Three African countries are set to test the world’s first malaria vaccine, the World Health Organization announced Monday. Ghana, Kenya and Malawi will begin piloting the injectable vaccine next year with hundreds of thousands of young children, who have been at highest risk of death.
The vaccine, which has partial effectiveness, has the potential to save tens of thousands of lives if used with existing measures, the WHO regional director for Africa, Matshidiso Moeti, said in a statement.
Malaria remains one of the world’s most stubborn health challenges, infecting more than 200 million people every year and killing about half a million, most of them children in Africa. Bed netting and insecticides are the chief protection.
Sub-Saharan Africa is hardest hit by the disease, with about 90 percent of the world’s cases in 2015. Malaria spreads when a mosquito bites someone already infected, sucks up blood and parasites, and then bites another person.
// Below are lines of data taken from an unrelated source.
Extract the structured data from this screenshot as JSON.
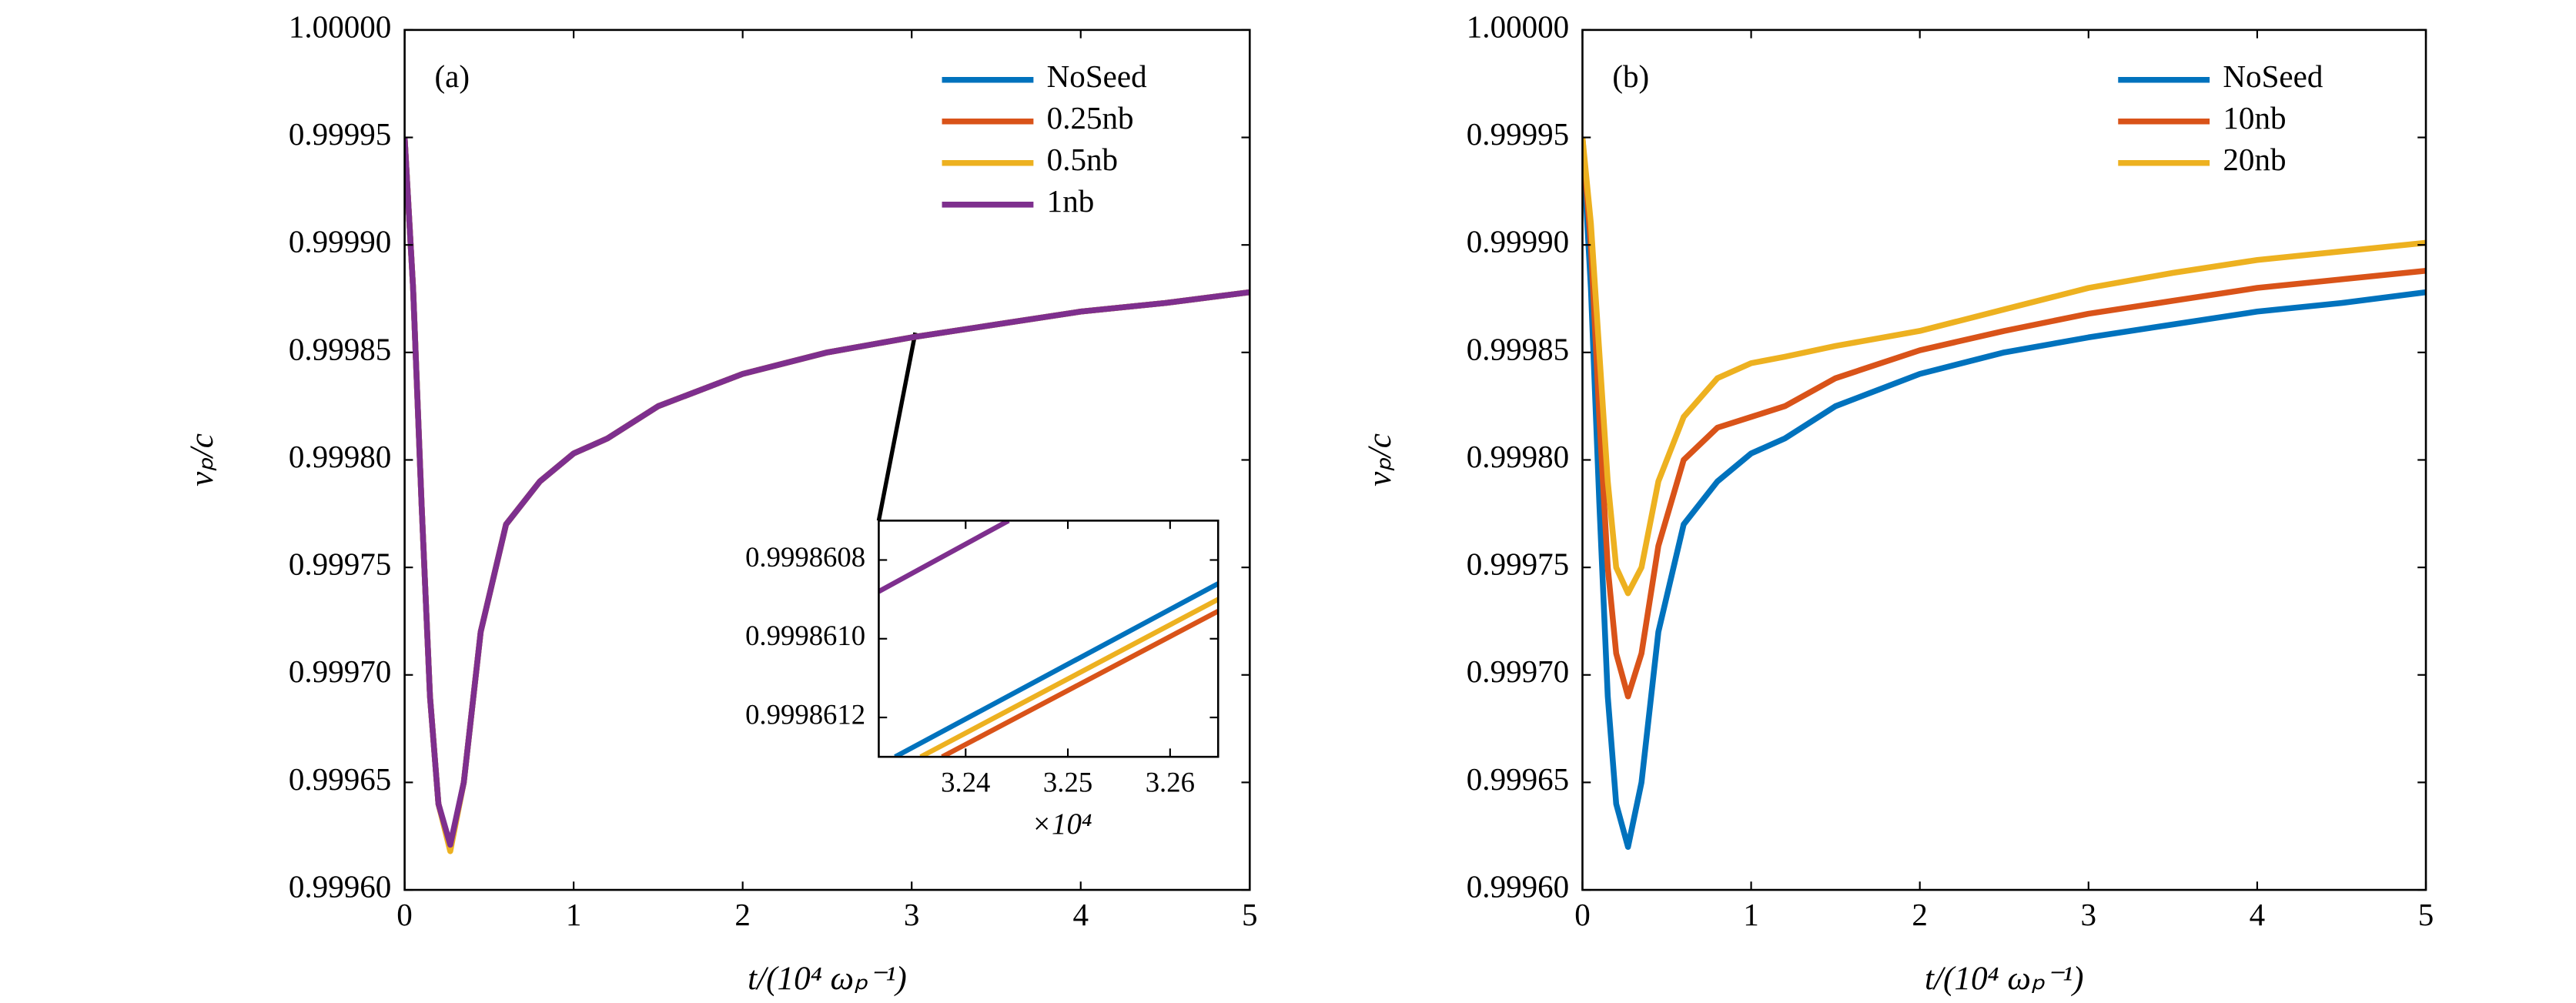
{
  "chart_data": [
    {
      "type": "line",
      "annotation": "(a)",
      "x_label": "t/(10⁴ ωₚ⁻¹)",
      "y_label": "vₚ/c",
      "x": [
        0,
        0.05,
        0.1,
        0.15,
        0.2,
        0.27,
        0.35,
        0.45,
        0.6,
        0.8,
        1.0,
        1.2,
        1.5,
        2,
        2.5,
        3,
        3.5,
        4,
        4.5,
        5
      ],
      "series": [
        {
          "name": "NoSeed",
          "color": "#0072bd",
          "values": [
            0.99995,
            0.99988,
            0.99978,
            0.99969,
            0.99964,
            0.99962,
            0.99965,
            0.99972,
            0.99977,
            0.99979,
            0.999803,
            0.99981,
            0.999825,
            0.99984,
            0.99985,
            0.999857,
            0.999863,
            0.999869,
            0.999873,
            0.999878
          ]
        },
        {
          "name": "0.25nb",
          "color": "#d95319",
          "values": [
            0.99995,
            0.99988,
            0.99978,
            0.99969,
            0.99964,
            0.999619,
            0.99965,
            0.99972,
            0.99977,
            0.99979,
            0.999803,
            0.99981,
            0.999825,
            0.99984,
            0.99985,
            0.999857,
            0.999863,
            0.999869,
            0.999873,
            0.999878
          ]
        },
        {
          "name": "0.5nb",
          "color": "#edb120",
          "values": [
            0.99995,
            0.99988,
            0.99978,
            0.99969,
            0.99964,
            0.999618,
            0.99965,
            0.99972,
            0.99977,
            0.99979,
            0.999803,
            0.99981,
            0.999825,
            0.99984,
            0.99985,
            0.999857,
            0.999863,
            0.999869,
            0.999873,
            0.999878
          ]
        },
        {
          "name": "1nb",
          "color": "#7e2f8e",
          "values": [
            0.99995,
            0.99988,
            0.99978,
            0.99969,
            0.99964,
            0.999621,
            0.99965,
            0.99972,
            0.99977,
            0.99979,
            0.999803,
            0.99981,
            0.999825,
            0.99984,
            0.99985,
            0.999857,
            0.999863,
            0.999869,
            0.999873,
            0.999878
          ]
        }
      ],
      "xlim": [
        0,
        5
      ],
      "xticks": [
        0,
        1,
        2,
        3,
        4,
        5
      ],
      "ylim": [
        0.9996,
        1
      ],
      "yticks": [
        {
          "value": 0.9996,
          "label": "0.99960"
        },
        0.99965,
        {
          "value": 0.9997,
          "label": "0.99970"
        },
        0.99975,
        {
          "value": 0.9998,
          "label": "0.99980"
        },
        0.99985,
        {
          "value": 0.9999,
          "label": "0.99990"
        },
        0.99995,
        {
          "value": 1,
          "label": "1.00000"
        }
      ],
      "legend": "upper right"
    },
    {
      "type": "line",
      "x_label": "×10⁴",
      "series": [
        {
          "name": "NoSeed",
          "color": "#0072bd",
          "x": [
            3.2331,
            3.2647
          ],
          "values": [
            0.9998613,
            0.99986086
          ]
        },
        {
          "name": "0.25nb",
          "color": "#d95319",
          "x": [
            3.2377,
            3.2647
          ],
          "values": [
            0.9998613,
            0.99986093
          ]
        },
        {
          "name": "0.5nb",
          "color": "#edb120",
          "x": [
            3.2356,
            3.2647
          ],
          "values": [
            0.9998613,
            0.9998609
          ]
        },
        {
          "name": "1nb",
          "color": "#7e2f8e",
          "x": [
            3.2315,
            3.2442
          ],
          "values": [
            0.99986088,
            0.9998607
          ]
        }
      ],
      "xlim": [
        3.2315,
        3.2647
      ],
      "xticks": [
        3.24,
        3.25,
        3.26
      ],
      "ylim": [
        0.9998613,
        0.9998607
      ],
      "yticks": [
        {
          "value": 0.9998608,
          "label": "0.9998608"
        },
        {
          "value": 0.999861,
          "label": "0.9998610"
        },
        {
          "value": 0.9998612,
          "label": "0.9998612"
        }
      ]
    },
    {
      "type": "line",
      "annotation": "(b)",
      "x_label": "t/(10⁴ ωₚ⁻¹)",
      "y_label": "vₚ/c",
      "x": [
        0,
        0.05,
        0.1,
        0.15,
        0.2,
        0.27,
        0.35,
        0.45,
        0.6,
        0.8,
        1.0,
        1.2,
        1.5,
        2,
        2.5,
        3,
        3.5,
        4,
        4.5,
        5
      ],
      "series": [
        {
          "name": "NoSeed",
          "color": "#0072bd",
          "values": [
            0.99995,
            0.99988,
            0.99978,
            0.99969,
            0.99964,
            0.99962,
            0.99965,
            0.99972,
            0.99977,
            0.99979,
            0.999803,
            0.99981,
            0.999825,
            0.99984,
            0.99985,
            0.999857,
            0.999863,
            0.999869,
            0.999873,
            0.999878
          ]
        },
        {
          "name": "10nb",
          "color": "#d95319",
          "values": [
            0.99995,
            0.9999,
            0.99982,
            0.99975,
            0.99971,
            0.99969,
            0.99971,
            0.99976,
            0.9998,
            0.999815,
            0.99982,
            0.999825,
            0.999838,
            0.999851,
            0.99986,
            0.999868,
            0.999874,
            0.99988,
            0.999884,
            0.999888
          ]
        },
        {
          "name": "20nb",
          "color": "#edb120",
          "values": [
            0.99995,
            0.99991,
            0.99985,
            0.99979,
            0.99975,
            0.999738,
            0.99975,
            0.99979,
            0.99982,
            0.999838,
            0.999845,
            0.999848,
            0.999853,
            0.99986,
            0.99987,
            0.99988,
            0.999887,
            0.999893,
            0.999897,
            0.999901
          ]
        }
      ],
      "xlim": [
        0,
        5
      ],
      "xticks": [
        0,
        1,
        2,
        3,
        4,
        5
      ],
      "ylim": [
        0.9996,
        1
      ],
      "yticks": [
        {
          "value": 0.9996,
          "label": "0.99960"
        },
        0.99965,
        {
          "value": 0.9997,
          "label": "0.99970"
        },
        0.99975,
        {
          "value": 0.9998,
          "label": "0.99980"
        },
        0.99985,
        {
          "value": 0.9999,
          "label": "0.99990"
        },
        0.99995,
        {
          "value": 1,
          "label": "1.00000"
        }
      ],
      "legend": "upper right"
    }
  ]
}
The vaccine will be tested on children 5 to 17 months old to see whether its protective effects shown so far in clinical trials can hold up under real-life conditions. At least 120,000 children in each of the 3 countries will receive the vaccine, which has taken decades of work and hundreds of millions of dollars to develop.
Kenya, Ghana and Malawi will run the vaccine pilot because all have strong prevention and vaccination programs but continue to have high numbers of malaria cases. The countries will deliver the vaccine through their existing vaccination programs.
It is hoped that malaria will be eliminated globally by 2040 despite increasing resistance problems to both drugs and insecticides used to kill mosquitoes.
Southeast Asia, Latin America and the Middle East also have malaria cases.